In total, Russia's strategic bombers have the potential to carry more than 800 nuclear weapons, but estimates put their actual number at about 580.
Tu-160 strategic bomber photographed during a military parade
Russia's non-strategic nuclear weapons
Russia's military has begun to modernize many of its so-called "non-strategic" short-range nuclear weapons and introduce new types.
These efforts are less clear and comprehensive than the program to modernize strategic forces, but they also involve phasing out Soviet-era weapons and replacing them with fewer but newer weapons.
Russia's new systems added to its nuclear capabilities led the Trump administration to accuse Moscow in 2018 of "increasing the total number of [non-strategic] weapons in its arsenal, while significantly improving their launch capabilities."
The Moscow General Staff continues to attach high importance to non-strategic nuclear weapons in the service of its naval, air, tactical, and missile defense forces, as well as short-range ballistic missiles, considering that they are necessary to counterbalance the superiority of the states. United Nations and NATO in terms of conventional forces.
Analysts estimate that Russia currently has 1,912 non-strategic nuclear warheads that can be launched from the air, from the sea, and the ground. Although there are many rumors that Russia has several such weapons, there are currently no publicly available reliable data to prove this.
Everyone continued to increase the number of nuclear weapons
While the US and Russia continued to reduce their total stockpiles of nuclear weapons by dismantling the warheads withdrawn in 2020, both countries had 50 more nuclear warheads in operation in early 2021.
Russia has also increased its total military nuclear stockpile by about 180 warheads, mainly due to the deployment of several intercontinental ballistic missiles (ICBMs) and ballistic missiles launched at sea (SLBMs).

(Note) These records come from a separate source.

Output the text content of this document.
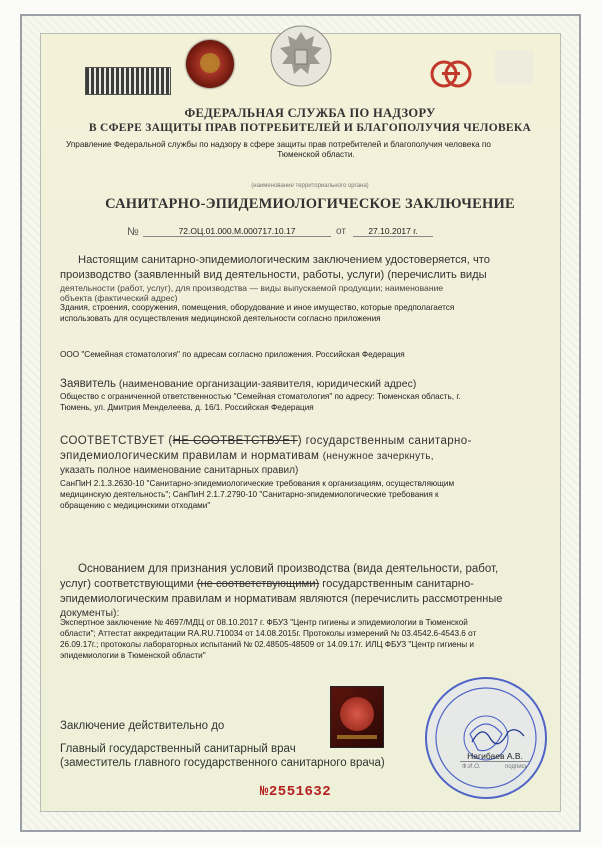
ФЕДЕРАЛЬНАЯ СЛУЖБА ПО НАДЗОРУ
В СФЕРЕ ЗАЩИТЫ ПРАВ ПОТРЕБИТЕЛЕЙ И БЛАГОПОЛУЧИЯ ЧЕЛОВЕКА
Управление Федеральной службы по надзору в сфере защиты прав потребителей и благополучия человека по
Тюменской области.
(наименование территориального органа)
САНИТАРНО-ЭПИДЕМИОЛОГИЧЕСКОЕ ЗАКЛЮЧЕНИЕ
№	72.ОЦ.01.000.М.000717.10.17	от	27.10.2017 г.
Настоящим санитарно-эпидемиологическим заключением удостоверяется, что
производство (заявленный вид деятельности, работы, услуги) (перечислить виды
деятельности (работ, услуг), для производства — виды выпускаемой продукции; наименование
объекта (фактический адрес)
Здания, строения, сооружения, помещения, оборудование и иное имущество, которые предполагается
использовать для осуществления медицинской деятельности согласно приложения
ООО "Семейная стоматология" по адресам согласно приложения. Российская Федерация
Заявитель (наименование организации-заявителя, юридический адрес)
Общество с ограниченной ответственностью "Семейная стоматология" по адресу: Тюменская область, г.
Тюмень, ул. Дмитрия Менделеева, д. 16/1. Российская Федерация
СООТВЕТСТВУЕТ (НЕ СООТВЕТСТВУЕТ) государственным санитарно-
эпидемиологическим правилам и нормативам (ненужное зачеркнуть,
указать полное наименование санитарных правил)
СанПиН 2.1.3.2630-10 "Санитарно-эпидемиологические требования к организациям, осуществляющим
медицинскую деятельность"; СанПиН 2.1.7.2790-10 "Санитарно-эпидемиологические требования к
обращению с медицинскими отходами"
Основанием для признания условий производства (вида деятельности, работ,
услуг) соответствующими (не соответствующими) государственным санитарно-
эпидемиологическим правилам и нормативам являются (перечислить рассмотренные
документы):
Экспертное заключение № 4697/МДЦ от 08.10.2017 г. ФБУЗ "Центр гигиены и эпидемиологии в Тюменской
области"; Аттестат аккредитации RA.RU.710034 от 14.08.2015г. Протоколы измерений № 03.4542.6-4543.6 от
26.09.17г.; протоколы лабораторных испытаний № 02.48505-48509 от 14.09.17г. ИЛЦ ФБУЗ "Центр гигиены и
эпидемиологии в Тюменской области"
Заключение действительно до
Главный государственный санитарный врач
(заместитель главного государственного санитарного врача)
Нагибаев А.В.
Ф.И.О.	подпись
№2551632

The strategic nuclear forces deployed by both countries have remained within the limits set by the Treaty on Measures to Further Reduce and Limit Strategic Offensive Weapons in 2010 (New START), although the Treaty does not limit total stockpiles of nuclear warheads.
"The total number of warheads in global military stocks now appears to be rising, a worrying sign that the declining trend in global nuclear arsenals since the end of the Cold War has stagnated," said Hans M. Kristensen, SIPRI Specialist and Director of the Cold War Project. nuclear information of the Federation of American Scientists (FAS).
Although Russia and the United States have extended the New Start, prospects for further bilateral control of nuclear weapons between the two nuclear superpowers have remained low.
Russia and the United States together own more than 90% of global nuclear weapons. Both have extensive and costly programs in place to replace and upgrade nuclear warheads, missile and aircraft delivery systems, and production facilities.